Санса выводила аккуратным почерком пару слов или даже целое предложение, останавливалась, перепроверяла написанное, отпивала чая и вновь бралась за перо. Иногда она делала перерывы, погружалась в свои мысли и обдумывала уже написанный и пока не написанный текст. В задумчивости глядела в одно место, в очередной раз паря в мыслях над своим прошлым, и наблюдала за ним, как зритель. Ей представлялось, как под расправленными крыльями кружились друг перед другом две фигуры — каждая на своей сцене и увлеченная своим танцем, однако танцевали обе под одной крышей, разделённые между собой рядами из собравшихся зевак. Время текло, и теперь уже два помоста оказались соединёнными воедино, и обе фигуры сближались. Зрители куда-то ушли, а рука выводила следующие строки:
«Мой дорогой Рамси! Пришло время и мне поделиться с тобой тем, что чувствую в эти дни, что думаю о нас.

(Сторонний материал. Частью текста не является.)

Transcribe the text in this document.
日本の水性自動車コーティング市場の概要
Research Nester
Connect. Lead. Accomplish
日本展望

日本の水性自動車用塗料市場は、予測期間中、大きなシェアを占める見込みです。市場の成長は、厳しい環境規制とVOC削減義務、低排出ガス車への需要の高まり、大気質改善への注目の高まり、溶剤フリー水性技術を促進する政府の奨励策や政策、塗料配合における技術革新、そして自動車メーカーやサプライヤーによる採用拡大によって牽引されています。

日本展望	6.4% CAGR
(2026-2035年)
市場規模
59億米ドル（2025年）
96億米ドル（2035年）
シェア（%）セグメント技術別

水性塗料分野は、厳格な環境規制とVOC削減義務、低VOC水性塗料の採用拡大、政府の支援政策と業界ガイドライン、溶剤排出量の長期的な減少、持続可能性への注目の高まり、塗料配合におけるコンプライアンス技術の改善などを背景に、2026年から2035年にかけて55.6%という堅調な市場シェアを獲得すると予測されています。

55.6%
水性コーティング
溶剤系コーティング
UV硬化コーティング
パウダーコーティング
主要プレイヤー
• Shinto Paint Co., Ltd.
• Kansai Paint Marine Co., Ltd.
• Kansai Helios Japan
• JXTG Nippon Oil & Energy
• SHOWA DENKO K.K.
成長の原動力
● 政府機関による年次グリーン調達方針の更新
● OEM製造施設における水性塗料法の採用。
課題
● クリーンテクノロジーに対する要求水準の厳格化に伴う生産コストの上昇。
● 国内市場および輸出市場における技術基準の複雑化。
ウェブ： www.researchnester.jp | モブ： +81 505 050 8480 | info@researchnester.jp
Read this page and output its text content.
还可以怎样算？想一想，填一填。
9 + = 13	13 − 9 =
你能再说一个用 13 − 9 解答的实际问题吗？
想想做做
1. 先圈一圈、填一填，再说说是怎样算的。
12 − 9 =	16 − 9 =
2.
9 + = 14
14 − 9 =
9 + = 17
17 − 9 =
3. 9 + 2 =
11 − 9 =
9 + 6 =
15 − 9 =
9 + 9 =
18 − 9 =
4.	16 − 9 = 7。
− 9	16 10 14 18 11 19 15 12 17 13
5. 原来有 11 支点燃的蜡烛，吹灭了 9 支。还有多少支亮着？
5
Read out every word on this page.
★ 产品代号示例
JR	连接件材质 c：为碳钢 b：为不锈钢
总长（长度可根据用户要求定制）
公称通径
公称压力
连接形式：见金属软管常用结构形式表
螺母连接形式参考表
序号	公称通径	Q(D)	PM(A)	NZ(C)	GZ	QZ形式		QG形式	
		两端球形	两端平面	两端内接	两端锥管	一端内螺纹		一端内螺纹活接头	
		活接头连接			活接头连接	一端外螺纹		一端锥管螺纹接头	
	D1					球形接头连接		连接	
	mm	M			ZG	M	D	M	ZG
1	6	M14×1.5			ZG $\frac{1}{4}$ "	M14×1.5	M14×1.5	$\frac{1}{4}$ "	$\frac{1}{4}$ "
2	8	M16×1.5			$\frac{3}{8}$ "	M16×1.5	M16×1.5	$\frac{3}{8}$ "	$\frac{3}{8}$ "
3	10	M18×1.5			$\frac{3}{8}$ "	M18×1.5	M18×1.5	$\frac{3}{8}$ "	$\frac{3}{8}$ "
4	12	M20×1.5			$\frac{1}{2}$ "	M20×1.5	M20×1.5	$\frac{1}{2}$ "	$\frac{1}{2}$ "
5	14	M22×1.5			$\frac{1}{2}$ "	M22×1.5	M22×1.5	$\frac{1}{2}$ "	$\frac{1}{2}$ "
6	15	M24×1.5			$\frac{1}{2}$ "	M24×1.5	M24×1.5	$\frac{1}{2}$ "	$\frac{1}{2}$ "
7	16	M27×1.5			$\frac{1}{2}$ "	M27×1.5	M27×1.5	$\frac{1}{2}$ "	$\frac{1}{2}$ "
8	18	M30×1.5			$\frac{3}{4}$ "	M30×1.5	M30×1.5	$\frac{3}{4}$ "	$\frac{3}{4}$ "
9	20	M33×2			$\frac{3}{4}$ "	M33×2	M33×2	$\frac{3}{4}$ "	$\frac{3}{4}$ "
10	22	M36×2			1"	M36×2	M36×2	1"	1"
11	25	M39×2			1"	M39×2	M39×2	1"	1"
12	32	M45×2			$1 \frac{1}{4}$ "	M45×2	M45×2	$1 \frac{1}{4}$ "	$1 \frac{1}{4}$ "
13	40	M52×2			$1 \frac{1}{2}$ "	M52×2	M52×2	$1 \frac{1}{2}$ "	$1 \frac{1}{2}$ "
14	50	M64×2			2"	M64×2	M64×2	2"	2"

Я очень благодарна тебе за то, что ты находишься со мной в столь нелегкое для меня время, что поддерживаешь меня и готов на многое пойти ради меня. Я до сих пор с трудом могу поверить, что за такое короткое время наши отношения изменились так сильно и ты смог стать для меня самым близким и дорогим человеком».
В этом месте Волчица прекратила писать и на протяжении многих минут думала над следующими словами, взвешивала их, проверяла на правдивость. Пока, наконец, не вывела аккуратным почерком:
«Я готова пойти ради тебя на многое и постараюсь быть с тобою рядом в нелёгкие часы, которых, надеюсь, у нас в будущем будет мало. Мы оба прошли через многое, а сейчас пришло время нам передохнуть и оправиться. Мне нелегко это говорить, но предчувствие подсказывает мне, что впереди нас ожидает долгий путь. Надеюсь, что мы пройдём его до конца, станем опорой один для другого».
Здесь Санса решила остановиться и в подробности не ударяться, просто нутром почувствовала, что им обоим через многое ещё предстоит пройти и многое преодолеть. К многому придется вернуться и встретиться лицом к лицу, однако писать она сейчас намеревалась о другом.
«Днём я зачастую скучаю по тебе, думаю о тебе, хочу как можно скорее оказаться около тебя и побыть с тобой. Когда я рядом с тобой, то не чувствую одиночества и думаю о погибших родных гораздо реже. В тебе я нахожу свое спасение, хоть наше прошлое изредка и дает о себе знать.
Я вижу, что с каждым днём тебе становится всё лучше, и меня это радует. Я всегда буду рада тебе помочь, Рамси. Можешь не бояться говорить мне о том, что тебя тревожит — мы разберёмся со всем вместе».
Санса пробежалась глазами по написанному и едва заметно поджала губы — её письмо выходило куда менее чувственным, чем у Рамси, местами ей даже казалось, что писала она сухо, хотя и испытывала к мужу чувства. Наверное, так выходило, потому что она сама боялась этих чувств. Последним, в кого Волчица влюбилась, был Джоффри, и то была даже не влюблённость, а одурманенность образом принца. Тогда она была слепа и мала, теперь же подросла, прошла через многое, её сердце очерствело, более не верило никому, а разум, окруженный страданиями, стремился избавиться от всего лишнего, выстраивал перед собой цели, задачи, выискивал более простые, доступные и безопасные способы получения удовольствия, отказываясь от светлых чувств и мечтаний из страха, что они разобьются вдребезги и больно вопьются в душу острыми осколками. Сейчас же, по прошествии нескольких лет, дочь Старка решила открыться вновь — медленно, неторопливо, постоянно убеждаясь в том, что делала правильный выбор. Её более не интересовал красивый образ или титулы, на этот раз она смотрела внутрь человека, старалась увидеть его со всех сторон и разглядеть каждую из них получше, принять их по отдельности и в целом. Взглянуть свежим взглядом на жестокого бастарда, увидеть в нем маленького ребенка, познакомиться с новой его стороной. Было интересно и познавательно почитать упоминания Рамси о той ночи, когда он кричал в истерике и не мог найти себе успокоения — он как-то коснулся этого случая в одном из своих писем, вскользь написал о том, что чувствовал тогда. То, что он описывал, показалось Сансе… странным. Она никогда не чувствовала ничего подобного и даже не могла представить, каково было Рамси в тот момент… Судя по крикам и метаниям по постели — мучительно больно.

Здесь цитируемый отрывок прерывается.